Public Perceptions: At my former job, I got cut down a lot. This happens quite frequently to those of us who are smart cookies, because when your boss realizes you can outstrip their own thinking by oh, a warp factor of 3, they feel threatened. Their reaction is to torment you, mercilessly. This was much worse for me back in 2004, the first time I got laid off. Oh, the stories I could tell, all the way up to the point my friends Rafe and Steve “shit in her coffee cup.” (Oh, I better elaborate on that one: they melted some chocolate in a coffee cup, and threw some yellow jelly beans in it for corn-like texture, and gave it to me to put on her desk. I didn’t, but it did sit in the cup-holder in my car that entire winter. Ha!)
This time around, the torment came in waves, so that I could deal when I wasn’t getting crap heaped on me constantly, but when it started getting worse, I really just wanted out. I had better things to do anyway, and now, instead of wasting my time on things that are so very irrelevant in the grand scheme of things, I get to work on what is important to me. My only real worry is keeping myself on task in a world of technological distractions, but I am developing a few mechanisms to keep myself in check.
Getting cut down like I did, and being written up on multiple occasions for “talking down to people” or “having a bad attitude,” it was pretty crushing on an already fragile self-esteem. But lookit: both of those are write-ups generated by someone who felt threatened. If you could have seen the laundry list of items on the list, it was truly laughable, so much so that I laughed as I tossed it in the recycling bin. I don’t need a record of ways I apparently sucked at life, when every single day, I had someone sending me a message or telling me on the phone that I was awesome, or how they preferred talking to me because I was the only one who knew wtf she was doing in that office. I listened, I cared, a little too much, to be honest.

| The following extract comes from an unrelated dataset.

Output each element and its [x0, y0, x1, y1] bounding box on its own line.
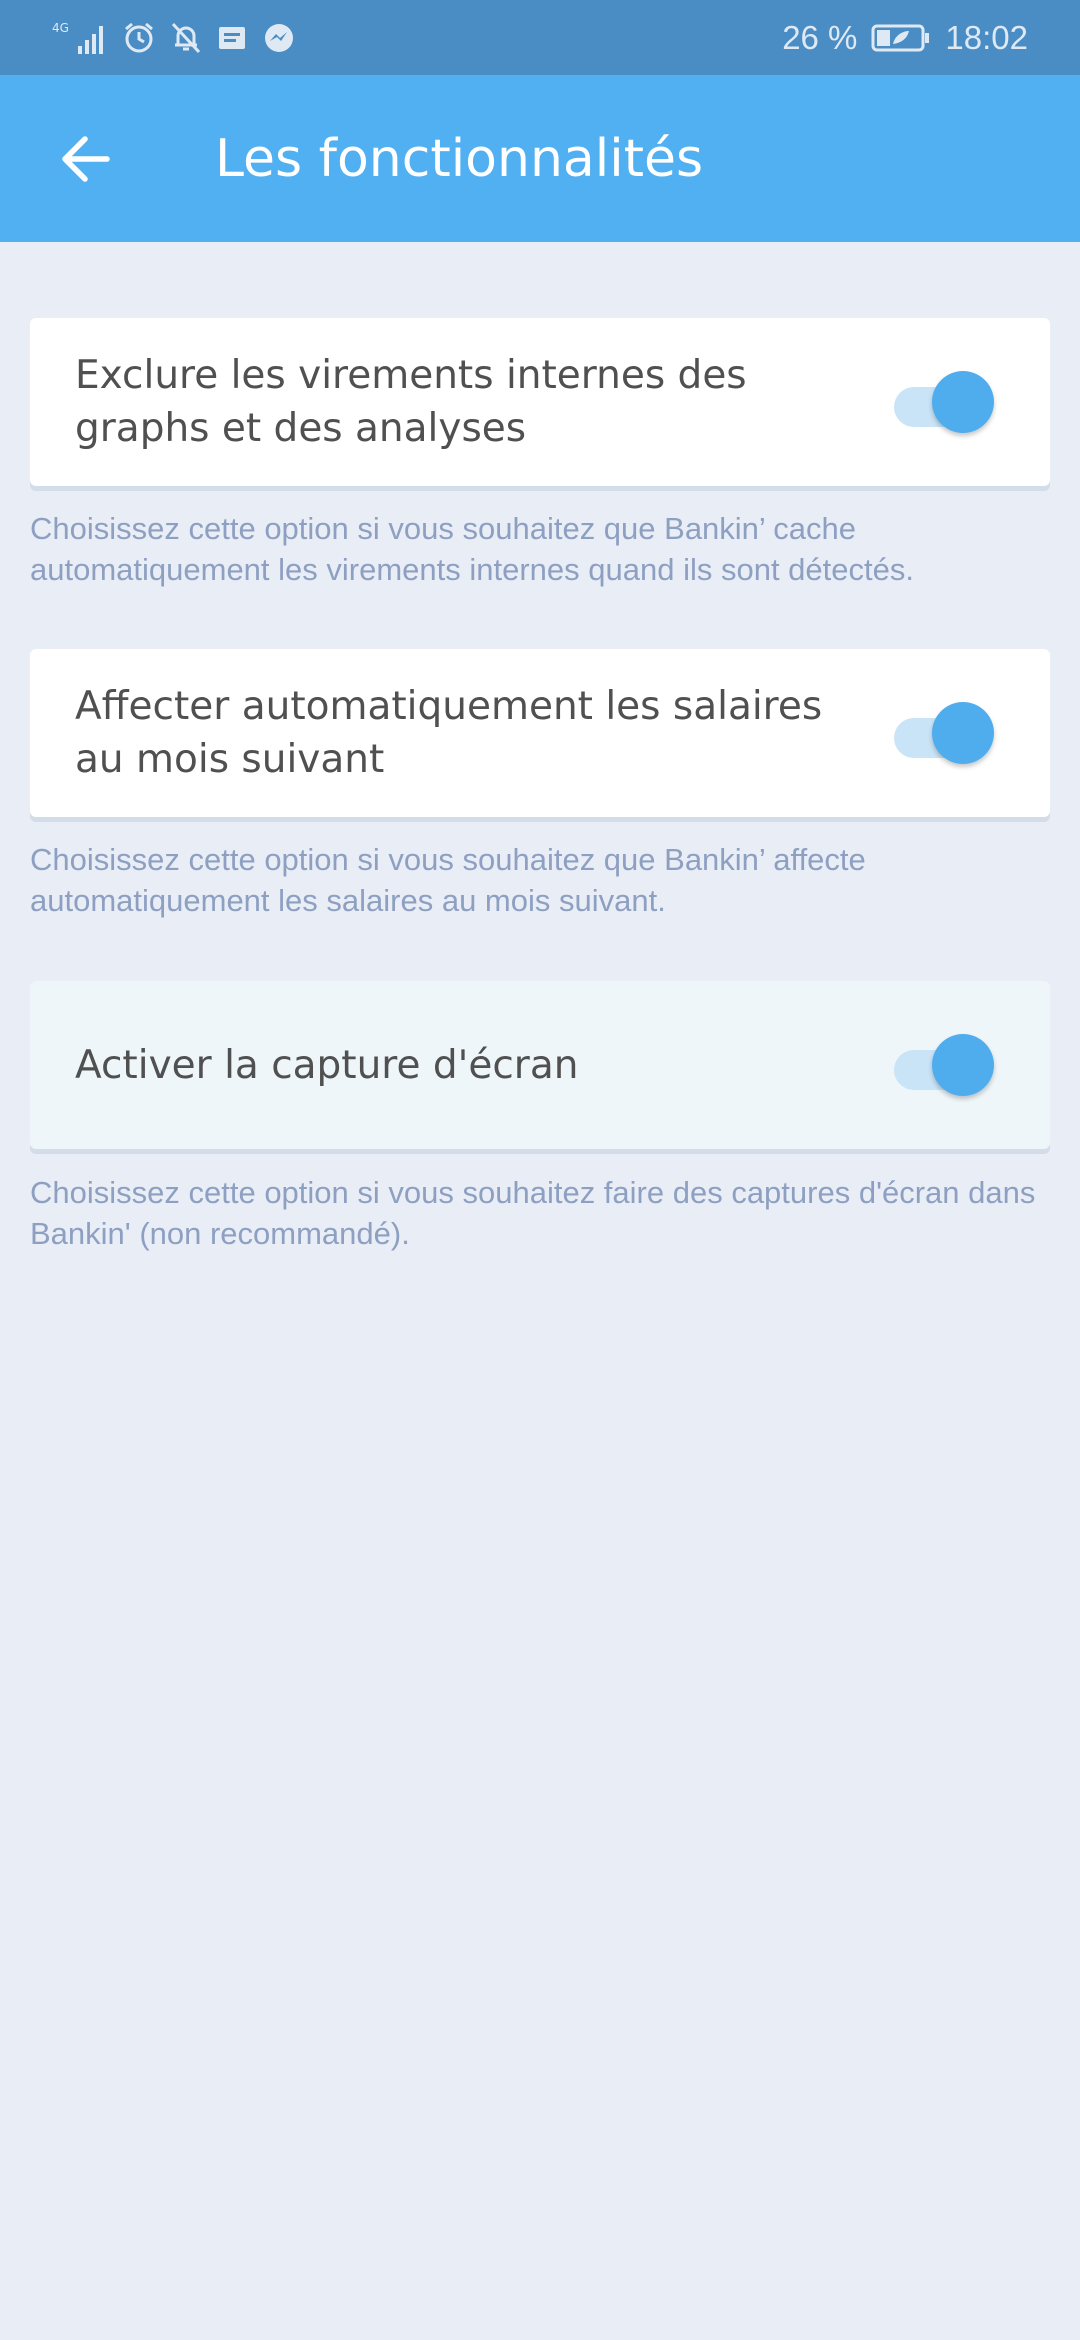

I used my creeptastic intuitive skills to figure out who was lying to me, and which accounts were on the brink of failing and needed to be cut off. But this did me little good, when I couldn’t get my superiors to act on it. I am incredibly glad none of this is my problem anymore, I can very honestly say that. My point here is, sometimes, I would get the feeling that no one cared as much as I did, and that maybe I should just stop even trying to take a little pride in my work. Even when I would get these affirmations that I was doing well, I wasn’t quite sure. But it’s funny what people will tell you once you’ve been cut loose, and when those comments didn’t cease with my termination, I was pretty much overwhelmed by emotion. There were tears and junk, but happy, grateful tears, to have been perceived as someone working hard, trying to help, when I was being told such a different story by my superiors (inaptly named, I think all can agree).

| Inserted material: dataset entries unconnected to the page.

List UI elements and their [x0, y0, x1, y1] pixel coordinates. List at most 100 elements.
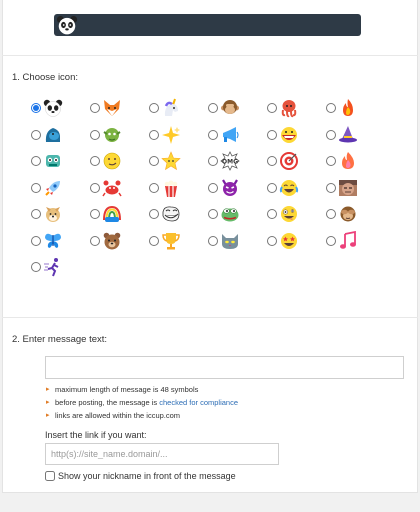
rule-links-allowed: links are allowed within the iccup.com — [46, 409, 238, 422]
target-icon — [280, 152, 298, 170]
icon-radio[interactable] — [149, 156, 159, 166]
icon-radio[interactable] — [149, 182, 159, 193]
icon-radio[interactable] — [31, 235, 41, 246]
icon-option-omg[interactable]: OMG — [208, 150, 266, 172]
icon-radio[interactable] — [149, 235, 159, 246]
icon-option-doge[interactable] — [31, 203, 89, 225]
icon-option-music[interactable] — [326, 230, 384, 252]
icon-option-rainbow[interactable] — [90, 203, 148, 225]
show-nickname-checkbox[interactable] — [45, 471, 55, 481]
icon-option-flame[interactable] — [326, 150, 384, 172]
compliance-link[interactable]: checked for compliance — [159, 398, 238, 407]
icon-radio[interactable] — [208, 156, 218, 166]
icon-option-bear[interactable] — [90, 230, 148, 252]
icon-option-fire[interactable] — [326, 97, 384, 119]
laughing-cry-icon — [279, 179, 299, 196]
icon-radio[interactable] — [267, 209, 277, 219]
runner-icon — [44, 258, 59, 277]
icon-radio[interactable] — [90, 103, 100, 113]
icon-radio[interactable] — [267, 182, 277, 193]
icon-option-octopus[interactable] — [267, 97, 325, 119]
icon-radio[interactable] — [149, 209, 159, 219]
icon-option-butterfly[interactable] — [31, 230, 89, 252]
icon-radio[interactable] — [267, 129, 277, 140]
icon-option-crazy-face[interactable] — [267, 203, 325, 225]
icon-option-monkey[interactable] — [208, 97, 266, 119]
icon-option-rocket[interactable] — [31, 177, 89, 199]
pepe-icon — [221, 208, 239, 222]
icon-radio[interactable] — [208, 235, 218, 246]
icon-radio[interactable] — [31, 129, 41, 140]
monkey-icon — [221, 100, 239, 114]
gorilla-icon — [45, 127, 60, 142]
icon-radio[interactable] — [208, 182, 218, 193]
rule-compliance-text: before posting, the message is — [55, 398, 160, 407]
icon-radio[interactable] — [326, 103, 336, 113]
icon-radio[interactable] — [149, 129, 159, 140]
icon-radio[interactable] — [90, 156, 100, 166]
icon-option-unicorn[interactable] — [149, 97, 207, 119]
icon-option-crab[interactable] — [90, 177, 148, 199]
icon-option-megaphone[interactable] — [208, 124, 266, 146]
icon-radio[interactable] — [326, 156, 336, 166]
bear-icon — [103, 232, 121, 249]
show-nickname-option[interactable]: Show your nickname in front of the messa… — [45, 471, 236, 481]
icon-radio[interactable] — [326, 209, 336, 219]
icon-radio[interactable] — [90, 182, 100, 193]
icon-radio[interactable] — [326, 129, 336, 140]
icon-radio[interactable] — [31, 262, 41, 272]
icon-option-panda[interactable] — [31, 97, 89, 119]
icon-option-goblin[interactable] — [90, 124, 148, 146]
icon-radio[interactable] — [208, 103, 218, 113]
icon-radio[interactable] — [326, 235, 336, 246]
icon-radio[interactable] — [267, 235, 277, 246]
icon-option-smirk[interactable] — [90, 150, 148, 172]
icon-radio[interactable] — [90, 129, 100, 140]
icon-radio[interactable] — [90, 235, 100, 246]
panda-icon — [56, 15, 78, 35]
icon-option-pepe[interactable] — [208, 203, 266, 225]
icon-radio[interactable] — [149, 103, 159, 113]
star-eyes-icon — [281, 232, 297, 249]
troll-icon — [162, 206, 180, 222]
icon-option-star-face[interactable] — [149, 150, 207, 172]
icon-option-fox[interactable] — [90, 97, 148, 119]
icon-radio[interactable] — [31, 156, 41, 166]
icon-option-troll[interactable] — [149, 203, 207, 225]
icon-option-gorilla[interactable] — [31, 124, 89, 146]
icon-radio[interactable] — [326, 182, 336, 193]
icon-option-chomp[interactable] — [267, 124, 325, 146]
link-url-input[interactable] — [45, 443, 279, 465]
icon-option-popcorn[interactable] — [149, 177, 207, 199]
rule-links-text: links are allowed within the iccup.com — [55, 411, 181, 420]
icon-option-robot[interactable] — [31, 150, 89, 172]
message-text-input[interactable] — [45, 356, 404, 379]
icon-radio[interactable] — [208, 129, 218, 140]
icon-option-runner[interactable] — [31, 256, 89, 278]
flame-icon — [342, 152, 354, 169]
icon-radio[interactable] — [90, 209, 100, 219]
icon-option-witch-hat[interactable] — [326, 124, 384, 146]
icon-radio[interactable] — [31, 182, 41, 193]
icon-option-sparkle[interactable] — [149, 124, 207, 146]
icon-radio[interactable] — [208, 209, 218, 219]
icon-option-see-no-evil[interactable] — [326, 203, 384, 225]
icon-radio[interactable] — [31, 103, 41, 113]
see-no-evil-icon — [340, 206, 356, 222]
crazy-face-icon — [281, 206, 297, 222]
icon-option-cat[interactable] — [208, 230, 266, 252]
divider — [2, 317, 418, 318]
icon-option-star-eyes[interactable] — [267, 230, 325, 252]
music-icon — [340, 230, 356, 249]
icon-radio[interactable] — [267, 156, 277, 166]
icon-option-face-photo[interactable] — [326, 177, 384, 199]
icon-option-target[interactable] — [267, 150, 325, 172]
unicorn-icon — [164, 98, 178, 116]
icon-radio[interactable] — [267, 103, 277, 113]
icon-option-laughing-cry[interactable] — [267, 177, 325, 199]
message-rules-list: maximum length of message is 48 symbols … — [46, 383, 238, 422]
icon-option-devil[interactable] — [208, 177, 266, 199]
icon-option-trophy[interactable] — [149, 230, 207, 252]
icon-radio[interactable] — [31, 209, 41, 219]
smirk-icon — [103, 152, 121, 170]
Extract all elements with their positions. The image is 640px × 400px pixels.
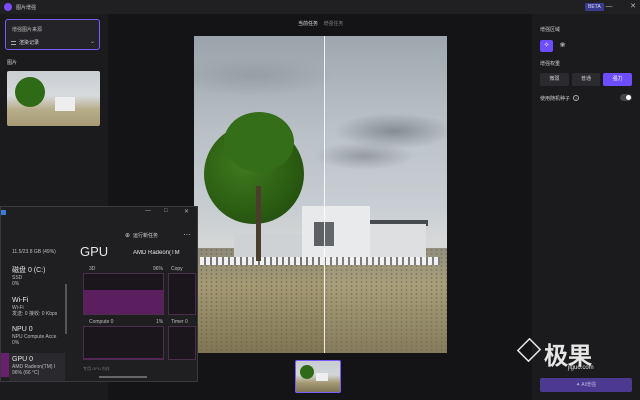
graph-timer [168,326,196,360]
result-thumb-tree [300,365,314,379]
tm-item-wifi[interactable]: Wi-Fi Wi-Fi 发送: 0 接收: 0 Kbps [12,296,57,317]
comparison-image[interactable] [194,36,447,353]
gpu-mini-graph [1,353,9,377]
tm-item-gpu[interactable]: GPU 0 AMD Radeon(TM) I 96% (66 °C) [12,355,55,376]
app-logo-icon [4,3,12,11]
graph-copy-label: Copy [171,266,183,272]
help-icon[interactable]: ? [573,95,580,101]
tab-enhance-task[interactable]: 增强任务 [323,21,343,27]
region-landscape-button[interactable]: ❀ [556,40,569,52]
ai-enhance-button[interactable]: ✦ AI增强 [540,378,632,392]
graph-compute-value: 1% [156,319,164,325]
images-label: 图片 [7,60,18,66]
chevron-down-icon: ⌄ [89,39,95,45]
source-section-title: 增强图片来源 [12,27,43,33]
strength-normal-button[interactable]: 普通 [571,73,601,86]
tm-maximize-button[interactable]: □ [164,208,168,214]
graph-compute-label: Compute 0 [89,319,114,325]
seed-toggle[interactable] [620,94,632,101]
run-task-icon: ⊕ [125,233,131,239]
tm-sidebar: 11.5/23.8 GB (49%) 磁盘 0 (C:) SSD 0% Wi-F… [1,244,76,382]
title-bar: 图片增强 BETA — ✕ [0,0,640,14]
graph-3d-value: 96% [153,266,164,272]
minimize-button[interactable]: — [604,2,614,12]
seed-label: 使用随机种子 [540,95,571,102]
graph-compute-fill [84,358,163,359]
graph-3d [83,273,164,315]
window-title: 图片增强 [16,4,37,11]
memory-usage: 11.5/23.8 GB (49%) [12,249,56,255]
graph-3d-label: 3D [89,266,96,272]
graph-3d-fill [84,290,163,314]
wifi-rate: 发送: 0 接收: 0 Kbps [12,311,58,317]
task-tabs: 当前任务 增强任务 [298,20,343,27]
graph-compute [83,326,164,360]
tm-title-bar: — □ ✕ [1,207,197,218]
app-window: 图片增强 BETA — ✕ 增强图片来源 渲染记录 ⌄ 图片 当前任务 增强任务 [0,0,640,400]
landscape-icon: ❀ [559,42,566,49]
gpu-model: AMD Radeon(TM [133,250,180,256]
enhanced-side [325,36,447,353]
tm-item-disk[interactable]: 磁盘 0 (C:) SSD 0% [12,266,45,287]
source-section: 增强图片来源 渲染记录 ⌄ [5,19,100,50]
source-dropdown[interactable]: 渲染记录 ⌄ [11,38,95,47]
more-options-icon[interactable]: ··· [183,230,191,239]
thumb-building [55,97,75,111]
tm-item-npu[interactable]: NPU 0 NPU Compute Acce 0% [12,325,56,346]
npu-usage: 0% [12,340,20,346]
tm-scrollbar[interactable] [65,284,67,334]
tree-crown-top [224,112,294,172]
person-sparkle-icon: ✧ [543,42,550,49]
tm-toolbar: ⊕ 运行新任务 ··· [1,230,197,241]
graph-timer-label: Timer 0 [171,319,188,325]
strength-label: 增强权重 [540,61,561,67]
disk-title: 磁盘 0 (C:) [12,267,46,274]
tm-horizontal-scrollbar[interactable] [99,376,147,378]
image-thumbnail[interactable] [7,71,100,126]
tm-minimize-button[interactable]: — [145,208,151,214]
strength-segmented-control: 微弱 普通 强力 [540,73,633,86]
strength-strong-button[interactable]: 强力 [603,73,633,86]
result-thumb-building [316,373,328,381]
thumb-tree [15,77,45,107]
source-selected-value: 渲染记录 [19,40,40,46]
compare-slider-handle[interactable] [324,36,325,353]
tab-current-task[interactable]: 当前任务 [298,21,318,27]
strength-weak-button[interactable]: 微弱 [540,73,569,86]
building-left [234,234,302,258]
gpu-title: GPU [80,244,109,259]
disk-usage: 0% [12,281,20,287]
npu-title: NPU 0 [12,326,33,333]
region-label: 增强区域 [540,27,561,33]
watermark-url: jiguo.com [568,365,594,371]
dedicated-memory-label: 专用 GPU 内存 [83,366,110,371]
region-person-button[interactable]: ✧ [540,40,553,52]
wifi-title: Wi-Fi [12,297,29,304]
tm-item-memory[interactable]: 11.5/23.8 GB (49%) [12,249,56,255]
task-manager-window: — □ ✕ ⊕ 运行新任务 ··· 11.5/23.8 GB (49%) 磁盘 … [0,206,198,382]
graph-copy [168,273,196,315]
list-icon [11,40,16,45]
gpu-side-usage: 96% (66 °C) [12,370,40,376]
result-thumbnail[interactable] [295,360,341,393]
tm-close-button[interactable]: ✕ [184,208,189,215]
seed-row: 使用随机种子 ? [540,93,632,103]
task-manager-icon [1,210,6,215]
ai-enhance-label: AI增强 [581,382,597,388]
tree-trunk [256,186,261,261]
gpu-side-title: GPU 0 [12,356,34,363]
close-button[interactable]: ✕ [628,2,638,12]
gpu-detail-pane: GPU AMD Radeon(TM 3D 96% Copy Compute 0 … [80,244,197,382]
beta-badge: BETA [585,3,604,11]
run-new-task-button[interactable]: 运行新任务 [133,232,158,239]
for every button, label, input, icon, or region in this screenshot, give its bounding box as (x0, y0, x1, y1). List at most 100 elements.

I wasn’t sure what to do when I got home after getting the news I was laid off. I immediately called my mother, who is the most wonderful person I know. I told her I’d be okay, it was a good thing, and I’m right, it’s going to be a wonderful opportunity to de-stress, re-group, and become someone better. She immediately dosed me with a batch of her motherly awesomeness, and told me that the first thing that popped into her head was a scene from Ghostbusters. Yoinked from a quick and dirty google search:
“For whatever reasons, Ray, call it . . . fate, call it luck, call it karma. I believe everything happens for a reason. I believe that we were destined to get thrown out of this dump.”
I later pointed out to her that it was funny that she pulled out a random Ghostbusters quote, since it was, in a way, like her very own giant Stay-Puft Marshmallow man. The sound of my mother laughing at that almost brought tears to my eyes, because it felt like such an obvious sign of how things are going to be fine, and most likely, they’re going to be even better than that. I actually articulated that to a few people today, how I sort of know things are going to be fine all the way down to my core, like knowing the sky is blue.

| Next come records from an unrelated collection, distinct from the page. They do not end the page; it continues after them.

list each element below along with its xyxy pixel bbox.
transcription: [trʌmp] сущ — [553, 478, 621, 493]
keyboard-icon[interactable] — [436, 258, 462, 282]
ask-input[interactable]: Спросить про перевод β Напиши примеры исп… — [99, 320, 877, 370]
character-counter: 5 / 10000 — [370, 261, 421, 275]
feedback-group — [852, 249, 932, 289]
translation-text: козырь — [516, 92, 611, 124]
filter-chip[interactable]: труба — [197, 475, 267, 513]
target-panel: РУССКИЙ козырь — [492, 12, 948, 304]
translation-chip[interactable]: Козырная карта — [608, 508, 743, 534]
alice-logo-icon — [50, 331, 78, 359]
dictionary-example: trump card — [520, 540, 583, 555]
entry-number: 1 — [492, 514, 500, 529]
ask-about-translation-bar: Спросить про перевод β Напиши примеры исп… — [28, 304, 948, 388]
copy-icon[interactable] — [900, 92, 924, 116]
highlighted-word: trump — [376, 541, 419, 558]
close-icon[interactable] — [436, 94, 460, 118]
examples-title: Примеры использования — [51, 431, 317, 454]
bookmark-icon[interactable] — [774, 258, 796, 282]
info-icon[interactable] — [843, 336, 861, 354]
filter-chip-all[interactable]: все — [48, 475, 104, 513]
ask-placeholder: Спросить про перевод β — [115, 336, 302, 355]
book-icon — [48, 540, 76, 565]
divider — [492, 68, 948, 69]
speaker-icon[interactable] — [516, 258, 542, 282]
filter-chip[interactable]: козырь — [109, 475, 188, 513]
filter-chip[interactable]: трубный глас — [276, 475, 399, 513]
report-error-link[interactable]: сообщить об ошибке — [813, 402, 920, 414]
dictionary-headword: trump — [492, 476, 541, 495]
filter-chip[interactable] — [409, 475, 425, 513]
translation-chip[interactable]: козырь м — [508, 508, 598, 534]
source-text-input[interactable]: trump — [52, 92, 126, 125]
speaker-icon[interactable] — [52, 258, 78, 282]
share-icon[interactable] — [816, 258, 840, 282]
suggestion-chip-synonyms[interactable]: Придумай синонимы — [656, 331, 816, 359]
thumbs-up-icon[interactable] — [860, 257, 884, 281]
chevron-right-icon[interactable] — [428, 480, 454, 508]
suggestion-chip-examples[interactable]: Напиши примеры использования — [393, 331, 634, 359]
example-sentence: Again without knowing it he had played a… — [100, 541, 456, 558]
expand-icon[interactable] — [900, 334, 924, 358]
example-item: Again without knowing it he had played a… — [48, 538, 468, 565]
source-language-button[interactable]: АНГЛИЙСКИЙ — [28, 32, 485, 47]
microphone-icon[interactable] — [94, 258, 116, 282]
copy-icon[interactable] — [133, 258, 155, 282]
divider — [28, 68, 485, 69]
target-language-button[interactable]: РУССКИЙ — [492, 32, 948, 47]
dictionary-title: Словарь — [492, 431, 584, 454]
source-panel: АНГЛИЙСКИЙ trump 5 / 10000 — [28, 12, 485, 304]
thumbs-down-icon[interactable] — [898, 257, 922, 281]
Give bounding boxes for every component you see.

I have to say, I am amazed with the support I have gotten from people. It’s been a little overwhelming and unexpected. So you have your platitudes and you have genuine outreach of help. It’s kind of outstanding how amazing people are, and I kind of love people today. I kind of love myself today, and the direction in which my life is heading.
The reason I titled this blog entry “What the Public Needs to Know” is that I need people to know how much I appreciate all their kindness. In particular, the former co-workers who texted, called, or tracked me down on Facebook to tell me they were shocked or outraged about what they did to me. Make no mistakes about it: this was always going to happen. They upped their timeframe a bit, which was a little shocking, I will admit, but after that initial thought of, “Oh, so it’s happening today,” it was simply a matter of letting it play out they way I’d already seen it happen in my head. Too deep and introspective over here, not to mention freakishly intuitive. There’s only one person I know who utterly befuddles the be-Jeebers out of me on an intuition level, since I think he chooses his words so carefully that I don’t know what the hell he’s going to say next, and as it happens, it’s almost always brilliant advice. So to my “Mayor of Good Advice,” you know who you are, thank you so much, I always seem to have difficulty articulating exactly how much your friendship means to me.
Also thank you to pretty much everyone I know who has been completely supportive and wonderful, particularly the co-workers who offered to be references while I’m mucking through the trenches. I can only handle how I deal with the current events that have cut me off from a steady source of income. I choose to deal in the most positive manner I can. It’s another change for the better, in a life swept up in a metamorphosis and wonder.